Art and music has a way of revealing the core ideals of a time. Sometimes those messages last for decades. Growing up in the ’70s, we celebrated with passionate, meaningful music. The lyrics were about growth, expansion, finding ourselves, questioning authority, expressing our individual voice…all essential to the momentous paradigm shift the world was embarking on.

There were two classic songs reflective of the youth’s perspective in regard to parenting: “Father and Son” by Cat Stevens and “Teach Your Children Well” by Crosby, Stills, Nash and Young. If you have never heard these songs, or if it has been some time since you have, I invite you to check out their words of wisdom. Both reflect the enthusiasm the youth were bursting with. Both held a message still valuable to us as parents today.

The voice of the father in Cat Stevens’s song captured the essence of a placating status quo: “Just relax, take it easy/You’re still young, that’s your fault/There’s so much you have to know.” From our youthful place of freedom-to-be, this advice was restrictive, and the words of the son— “If they were right, I’d agree/but it’s them they know, not me/Now there’s a way and I know/that I have to go away” —was an undefined resolution to follow an inner drive for expression.

I resolved that when I had kids, I would always strive to remember my experiences and dreams as a child so as to relate to who they were, where they were coming from, and their insights and perspective.

Like many parents of that decade, my father was not sympathetic to the radical changes arising in our society, and he was even less supportive of my enthusiasm for these shifts. I, however, embraced the momentum of the time, and was passionate that I could “Teach [my] parents well,” as sung by Crosby, Stills, Nash and Young. It was my desire to appeal to his inner knowing, a heartfelt place where I thought he would surely remember his own youthful passions. “Feed them on your dreams” was the way CSN&Y put it. Yes, I truly hoped to reawaken within him the aching enthusiasm of youth to discover and explore, and be respected as an individual, unique expression of life. And in so doing, maybe, just maybe, free him of the “fears he grew by.”

From my cumulative experiences of that decade and my attempts with adult authority to “help them seek the truth,” I resolved that when I had kids, I would always strive to remember my childhood experiences and dreams so as to relate to who they were, where they were coming from, and their insights and perspective. I never wanted them to feel that I turned away and “ordered [them] to listen,” as I felt had been done to me so many times. Rather, I wanted to develop a deep understanding and lasting relationship with them and my own evolving self. From my own experiences, I knew that as children we most certainly teach our parents well. With our children, and now our grandchildren, we have held this belief as paramount to parenting.

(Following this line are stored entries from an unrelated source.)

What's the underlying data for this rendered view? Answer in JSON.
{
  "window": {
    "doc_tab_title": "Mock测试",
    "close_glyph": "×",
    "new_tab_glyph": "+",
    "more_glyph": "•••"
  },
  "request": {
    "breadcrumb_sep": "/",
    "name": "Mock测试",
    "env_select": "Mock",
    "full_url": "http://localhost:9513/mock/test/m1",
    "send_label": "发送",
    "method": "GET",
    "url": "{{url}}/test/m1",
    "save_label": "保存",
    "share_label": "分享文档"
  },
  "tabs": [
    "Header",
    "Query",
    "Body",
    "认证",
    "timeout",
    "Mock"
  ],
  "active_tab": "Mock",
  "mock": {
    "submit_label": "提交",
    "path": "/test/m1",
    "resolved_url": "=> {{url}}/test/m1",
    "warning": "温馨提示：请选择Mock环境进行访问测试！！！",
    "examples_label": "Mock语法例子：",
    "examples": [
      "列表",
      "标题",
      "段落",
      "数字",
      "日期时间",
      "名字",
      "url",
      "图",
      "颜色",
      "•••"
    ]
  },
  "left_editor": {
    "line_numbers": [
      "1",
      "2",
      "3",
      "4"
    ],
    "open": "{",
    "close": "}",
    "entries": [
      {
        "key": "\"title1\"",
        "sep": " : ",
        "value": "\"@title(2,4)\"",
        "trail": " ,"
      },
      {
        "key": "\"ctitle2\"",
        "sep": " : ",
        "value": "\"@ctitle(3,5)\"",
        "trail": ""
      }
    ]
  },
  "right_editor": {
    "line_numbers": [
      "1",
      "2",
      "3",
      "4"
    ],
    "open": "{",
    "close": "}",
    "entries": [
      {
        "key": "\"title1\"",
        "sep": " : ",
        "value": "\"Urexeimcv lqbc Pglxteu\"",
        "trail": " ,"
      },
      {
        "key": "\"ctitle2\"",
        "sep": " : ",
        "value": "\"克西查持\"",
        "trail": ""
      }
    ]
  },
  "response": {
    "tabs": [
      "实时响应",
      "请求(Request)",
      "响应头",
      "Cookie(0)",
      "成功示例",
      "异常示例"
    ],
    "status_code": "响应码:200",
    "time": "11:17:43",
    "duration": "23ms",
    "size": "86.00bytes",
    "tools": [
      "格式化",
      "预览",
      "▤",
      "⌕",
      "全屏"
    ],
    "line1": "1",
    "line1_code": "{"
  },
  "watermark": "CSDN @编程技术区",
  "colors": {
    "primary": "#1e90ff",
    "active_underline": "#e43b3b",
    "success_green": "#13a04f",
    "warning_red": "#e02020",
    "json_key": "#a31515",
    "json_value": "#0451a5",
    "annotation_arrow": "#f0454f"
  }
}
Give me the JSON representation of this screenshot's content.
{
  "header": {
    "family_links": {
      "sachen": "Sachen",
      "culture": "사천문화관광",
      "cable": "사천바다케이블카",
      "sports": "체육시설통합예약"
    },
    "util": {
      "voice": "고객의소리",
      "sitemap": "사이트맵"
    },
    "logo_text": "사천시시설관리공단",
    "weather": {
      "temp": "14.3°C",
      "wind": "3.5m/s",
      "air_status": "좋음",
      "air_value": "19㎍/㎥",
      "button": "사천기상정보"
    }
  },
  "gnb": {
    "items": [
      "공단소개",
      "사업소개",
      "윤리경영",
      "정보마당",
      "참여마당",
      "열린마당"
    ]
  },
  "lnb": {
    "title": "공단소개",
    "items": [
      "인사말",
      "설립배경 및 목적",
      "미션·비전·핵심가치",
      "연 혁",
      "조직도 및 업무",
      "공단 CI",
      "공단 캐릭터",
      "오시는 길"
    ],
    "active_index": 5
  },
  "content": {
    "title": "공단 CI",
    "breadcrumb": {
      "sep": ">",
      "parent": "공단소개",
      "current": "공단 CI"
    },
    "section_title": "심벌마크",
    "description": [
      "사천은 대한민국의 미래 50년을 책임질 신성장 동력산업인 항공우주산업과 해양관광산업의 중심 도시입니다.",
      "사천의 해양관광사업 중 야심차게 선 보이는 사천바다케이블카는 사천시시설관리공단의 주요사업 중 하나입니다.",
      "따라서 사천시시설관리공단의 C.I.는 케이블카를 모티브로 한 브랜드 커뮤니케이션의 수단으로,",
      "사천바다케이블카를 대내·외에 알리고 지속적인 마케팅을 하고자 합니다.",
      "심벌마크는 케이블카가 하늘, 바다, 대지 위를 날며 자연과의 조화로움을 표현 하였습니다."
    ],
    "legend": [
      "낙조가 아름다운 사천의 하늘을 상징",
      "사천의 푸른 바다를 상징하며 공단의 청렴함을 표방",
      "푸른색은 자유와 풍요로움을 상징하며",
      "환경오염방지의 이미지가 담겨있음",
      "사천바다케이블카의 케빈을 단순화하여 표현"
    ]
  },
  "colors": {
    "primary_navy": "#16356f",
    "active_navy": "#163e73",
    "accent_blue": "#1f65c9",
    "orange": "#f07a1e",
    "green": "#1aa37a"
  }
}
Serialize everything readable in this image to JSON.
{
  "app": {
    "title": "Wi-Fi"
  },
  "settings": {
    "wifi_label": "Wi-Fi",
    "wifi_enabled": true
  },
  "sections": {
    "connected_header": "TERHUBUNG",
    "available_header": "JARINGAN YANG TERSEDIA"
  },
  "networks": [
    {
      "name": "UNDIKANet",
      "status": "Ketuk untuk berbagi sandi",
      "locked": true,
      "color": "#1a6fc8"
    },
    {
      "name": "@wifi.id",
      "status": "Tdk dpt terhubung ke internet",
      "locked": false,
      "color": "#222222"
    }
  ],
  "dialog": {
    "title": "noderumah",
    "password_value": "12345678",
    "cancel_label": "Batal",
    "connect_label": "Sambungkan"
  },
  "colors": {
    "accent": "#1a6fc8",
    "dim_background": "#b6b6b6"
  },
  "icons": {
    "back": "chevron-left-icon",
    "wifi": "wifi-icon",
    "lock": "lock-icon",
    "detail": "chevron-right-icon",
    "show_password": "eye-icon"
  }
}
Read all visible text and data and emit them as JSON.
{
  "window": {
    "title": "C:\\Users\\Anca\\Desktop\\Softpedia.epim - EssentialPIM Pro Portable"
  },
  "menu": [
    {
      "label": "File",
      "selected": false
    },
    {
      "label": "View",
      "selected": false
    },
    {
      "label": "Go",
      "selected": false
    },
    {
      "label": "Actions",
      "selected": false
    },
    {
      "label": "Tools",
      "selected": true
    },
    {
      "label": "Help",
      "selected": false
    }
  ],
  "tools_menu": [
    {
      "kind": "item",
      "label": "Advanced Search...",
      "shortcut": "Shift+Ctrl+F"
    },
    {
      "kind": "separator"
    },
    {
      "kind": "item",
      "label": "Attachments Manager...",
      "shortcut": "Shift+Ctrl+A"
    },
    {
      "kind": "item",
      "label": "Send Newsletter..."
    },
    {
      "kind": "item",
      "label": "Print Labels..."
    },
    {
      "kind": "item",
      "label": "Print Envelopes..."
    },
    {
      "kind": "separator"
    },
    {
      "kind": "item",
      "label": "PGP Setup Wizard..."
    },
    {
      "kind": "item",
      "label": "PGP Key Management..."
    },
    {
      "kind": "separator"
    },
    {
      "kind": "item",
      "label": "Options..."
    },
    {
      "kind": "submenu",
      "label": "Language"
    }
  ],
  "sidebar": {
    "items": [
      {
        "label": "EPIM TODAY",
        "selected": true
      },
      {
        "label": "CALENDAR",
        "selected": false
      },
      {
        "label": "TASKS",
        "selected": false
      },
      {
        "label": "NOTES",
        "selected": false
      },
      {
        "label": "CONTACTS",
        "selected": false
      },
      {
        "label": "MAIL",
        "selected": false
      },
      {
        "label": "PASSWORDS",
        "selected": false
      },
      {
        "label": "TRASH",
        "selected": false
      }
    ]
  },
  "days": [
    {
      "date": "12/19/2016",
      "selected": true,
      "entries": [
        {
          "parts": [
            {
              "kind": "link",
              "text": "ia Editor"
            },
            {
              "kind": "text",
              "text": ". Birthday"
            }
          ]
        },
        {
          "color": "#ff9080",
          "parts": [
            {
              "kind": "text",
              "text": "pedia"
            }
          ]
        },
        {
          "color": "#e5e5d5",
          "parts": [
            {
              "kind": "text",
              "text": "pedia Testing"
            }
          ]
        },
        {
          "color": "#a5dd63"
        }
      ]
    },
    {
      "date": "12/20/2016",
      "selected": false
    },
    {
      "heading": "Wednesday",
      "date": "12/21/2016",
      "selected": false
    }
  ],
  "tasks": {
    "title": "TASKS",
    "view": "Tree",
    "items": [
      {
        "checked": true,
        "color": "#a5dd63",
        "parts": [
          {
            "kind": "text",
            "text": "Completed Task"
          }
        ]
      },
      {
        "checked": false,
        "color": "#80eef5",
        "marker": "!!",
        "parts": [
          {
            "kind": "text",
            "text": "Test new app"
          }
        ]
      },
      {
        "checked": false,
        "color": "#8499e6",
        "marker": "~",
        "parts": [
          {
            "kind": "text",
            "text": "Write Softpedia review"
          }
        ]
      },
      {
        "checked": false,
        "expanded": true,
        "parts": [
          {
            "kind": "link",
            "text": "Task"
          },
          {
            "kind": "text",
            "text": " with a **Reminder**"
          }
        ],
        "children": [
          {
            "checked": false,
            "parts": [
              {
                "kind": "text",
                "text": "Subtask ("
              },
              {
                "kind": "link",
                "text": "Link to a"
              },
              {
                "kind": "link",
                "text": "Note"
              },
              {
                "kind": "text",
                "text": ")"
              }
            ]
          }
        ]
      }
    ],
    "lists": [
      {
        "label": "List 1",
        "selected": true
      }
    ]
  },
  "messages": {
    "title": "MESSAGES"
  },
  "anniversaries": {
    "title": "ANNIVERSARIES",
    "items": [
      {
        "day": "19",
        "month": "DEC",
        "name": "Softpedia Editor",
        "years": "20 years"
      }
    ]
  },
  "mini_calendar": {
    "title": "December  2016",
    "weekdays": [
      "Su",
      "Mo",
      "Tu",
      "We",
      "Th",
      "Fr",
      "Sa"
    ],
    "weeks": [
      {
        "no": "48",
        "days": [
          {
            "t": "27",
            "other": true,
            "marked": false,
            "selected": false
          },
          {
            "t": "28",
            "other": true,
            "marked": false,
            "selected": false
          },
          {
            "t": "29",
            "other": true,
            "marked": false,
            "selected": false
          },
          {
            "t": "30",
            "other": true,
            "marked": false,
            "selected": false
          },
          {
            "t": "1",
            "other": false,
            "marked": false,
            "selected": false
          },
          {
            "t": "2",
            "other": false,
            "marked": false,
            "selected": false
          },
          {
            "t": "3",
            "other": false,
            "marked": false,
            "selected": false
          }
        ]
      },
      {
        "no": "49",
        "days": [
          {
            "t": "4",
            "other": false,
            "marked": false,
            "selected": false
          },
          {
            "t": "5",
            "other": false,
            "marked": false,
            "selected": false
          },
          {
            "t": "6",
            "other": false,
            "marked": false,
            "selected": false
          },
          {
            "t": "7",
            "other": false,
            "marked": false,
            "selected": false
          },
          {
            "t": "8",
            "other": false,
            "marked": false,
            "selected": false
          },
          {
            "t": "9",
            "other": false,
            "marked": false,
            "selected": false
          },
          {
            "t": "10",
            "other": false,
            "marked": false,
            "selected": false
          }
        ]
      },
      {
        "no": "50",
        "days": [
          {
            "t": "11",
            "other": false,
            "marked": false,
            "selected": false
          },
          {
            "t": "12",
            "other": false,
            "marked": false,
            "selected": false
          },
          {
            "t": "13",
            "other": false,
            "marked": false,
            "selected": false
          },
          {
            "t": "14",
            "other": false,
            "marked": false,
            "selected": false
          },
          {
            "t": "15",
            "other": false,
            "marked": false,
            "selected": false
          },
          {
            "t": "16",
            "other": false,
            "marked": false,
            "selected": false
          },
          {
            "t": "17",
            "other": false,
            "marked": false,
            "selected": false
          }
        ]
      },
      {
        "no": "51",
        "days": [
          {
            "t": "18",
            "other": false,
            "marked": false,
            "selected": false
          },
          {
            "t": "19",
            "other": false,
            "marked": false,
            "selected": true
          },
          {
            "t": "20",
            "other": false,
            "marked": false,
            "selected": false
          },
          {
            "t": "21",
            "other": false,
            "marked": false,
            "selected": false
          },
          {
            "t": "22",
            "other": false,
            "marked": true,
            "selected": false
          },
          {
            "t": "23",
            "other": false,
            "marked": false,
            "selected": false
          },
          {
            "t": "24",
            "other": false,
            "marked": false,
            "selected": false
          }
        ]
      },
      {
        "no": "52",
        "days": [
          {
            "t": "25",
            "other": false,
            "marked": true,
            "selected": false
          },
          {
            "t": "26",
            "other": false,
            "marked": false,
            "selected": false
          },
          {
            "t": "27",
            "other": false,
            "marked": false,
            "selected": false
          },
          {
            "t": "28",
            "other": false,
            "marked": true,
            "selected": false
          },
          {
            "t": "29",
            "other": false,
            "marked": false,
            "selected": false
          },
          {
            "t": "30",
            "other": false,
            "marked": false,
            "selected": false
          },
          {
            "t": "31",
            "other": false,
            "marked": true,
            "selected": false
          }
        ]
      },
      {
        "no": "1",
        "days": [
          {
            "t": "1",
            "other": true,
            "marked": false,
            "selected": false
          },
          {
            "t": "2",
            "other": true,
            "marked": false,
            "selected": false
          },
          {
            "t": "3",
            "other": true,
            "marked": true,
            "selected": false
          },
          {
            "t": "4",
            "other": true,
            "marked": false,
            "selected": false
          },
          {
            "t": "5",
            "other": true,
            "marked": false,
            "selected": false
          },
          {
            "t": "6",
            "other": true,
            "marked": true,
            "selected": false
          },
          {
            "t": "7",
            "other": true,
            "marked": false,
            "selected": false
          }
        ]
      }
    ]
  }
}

It’s funny how a song or poem can transcend time and viscerally reconnect us to an essential part of our being. I can vividly remember the afternoon I approached my father and asked him to hear the words of Cat Stevens’s song, “Father and Son.” Although my attempt was to get him to feel my exuberance, I didn’t realize how much of a personal challenge I was presenting him with. Or maybe I did…

Although I’m no longer a child yearning for her freedom to be heard, I remain as enthusiastic about each of us awakening to and expressing our individual dreams and inner passions. In so doing, may we give “to our children’s children’s children” the freedom to do the same.

For the raising of the consciousness, Jeanne Ohm, D.C.